Market Review
This October, the first bitcoin futures ETF was launched while Bitcoin rallied to a new all-time high. Long-term holders are taking modest profits, however, they have slowed their selling during the decline.
Bitcoin has rallied to a new all-time high this week following the launch of the ProShares Bitcoin Strategy ETF (ticker $BITO). The market broke above its previous high in April ($64,717) to reach a new high of $66,928. Since then, the market has undergone a correction, falling to a weekly low of $59,722.
The BITO ETF traded with more than $1.1 billion in assets under management in the first two days after its launch, surpassing the 18-year record set by the $GLD Gold ETF. During this pullback, selling by long-term holders appears to be slowing down as conviction returns.
Bitcoin Futures ETF Finally Gets Approval
Looking at the key messages throughout October, the headline news in the industry was the launch of the BITO ETF product, which utilizes CME futures contracts as the underlying. Open interest in CME contracts exploded in October, increasing by $3.95 billion (265%). This set a new all-time high of $5.44 billion for open interest in CME exchange futures.
Trading volume also reached a new high of $7.66 billion on Oct. 20, the day Bitcoin reached a new all-time high. Traders traded $490 million more on CME futures relative to the previous peak set in February 2021.
And on the same day that prices reached $66,000, funding rates in the perpetual swap futures market reached a new local high. This suggests that many traders established leveraged long positions in the excitement of the coin rally and ETF launch. The market quickly corrected in price during the boom and high leverage, and history repeated itself once again, removing excess leverage, hitting stops, and bringing funding rates back to lower levels. However, it is important to note that funds rates are still at similar levels as they were prior to the deleveraging in early September. The risk of further downward deleveraging of the currency remains as open futures contracts remain near all-time highs.
Finally, on a more constructive note in the derivatives market, the percentage of futures margin collateralized by volatile cryptocurrency assets continues to decline. Futures contracts collateralized by cryptocurrencies have fallen from 70.1% in April (at the time of the Coinbase IPO) to 44.6% today.

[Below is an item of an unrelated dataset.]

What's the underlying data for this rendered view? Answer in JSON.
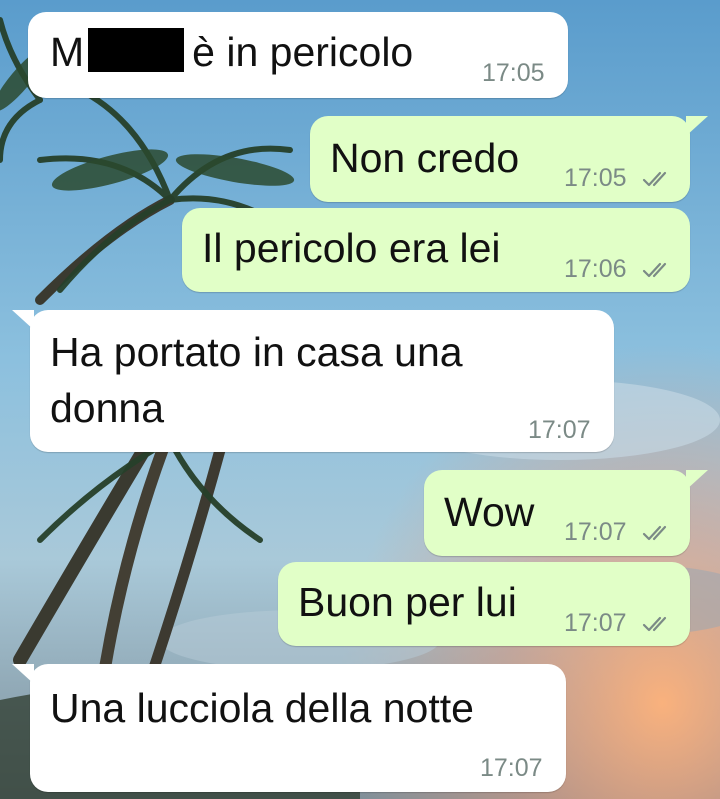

The flip side of this observation is that stablecoin or fiat collateral is now placed in 55.4% of open futures contracts (compared to 29.9% in April). The overall state of market leverage is healthier and price volatility in collateral is gradually declining in favor of stable value assets and fiat currencies.
Old Coins Start Moving
Early indications from some older coins are that the more experienced long-term holders (LTH) are selling for profit. This is typical behavior when coin prices reach around new highs, and a week after reaching new highs we can reassess the state of this trend. In the period that has passed this month, the supply of long-term holders has decreased by about 395,000 Bitcoins. The backdrop, however, is that all of this comes after an incredible period of accumulation and hoarding, where the supply of LTH holdings has increased by 2.42 million Bitcoins since the March lows.
The current LTH supply is 680,000 bitcoins higher than this time last year, and even after these weeks of selling, the supply is starting to reverse back up. This observation suggests that the LTH sell-off so far may be more of an “event” than a trend.
We can see that these old coins are moving in the Dormancy Indicator. The dormancy indicator shows the average number of coin days (lifetimes) destroyed per unit of bitcoin sold that day. This can usually be interpreted as follows.
l Higher values mean an older average age and usually indicate that older coins are being sold (typical in a bull market).
l Lower values imply a relatively young average age of Bitcoin, typical of bear markets and accumulation periods.
Based on the 2019–20 data, a pre-bull market dormancy baseline of about 50 days can be established, and this baseline provides a reference point to easily observe the composition of accumulation versus selling. Surprisingly, accumulation from May through September shows an extremely low dormancy value, with the value falling below the 25-day line (a strong accumulation signal) in mid-September. This indicator has risen slightly over the past two weeks but continues to float above and below the pre-bullish 50-day baseline, suggesting that the selling in LTH is relatively mild and not extreme.
Overall, a few long-term holders have started selling their Bitcoins to realize profits, as best reflected by the rising coin-day destruction. However, the rise in dormant and binary coin day destruction values remains fairly small relative to previous bull cycle selling and even STH has stopped selling in this correction. With LTH supply has started to recover, the most likely explanation is that the vast majority of Bitcoin holders are still expecting and waiting for higher prices.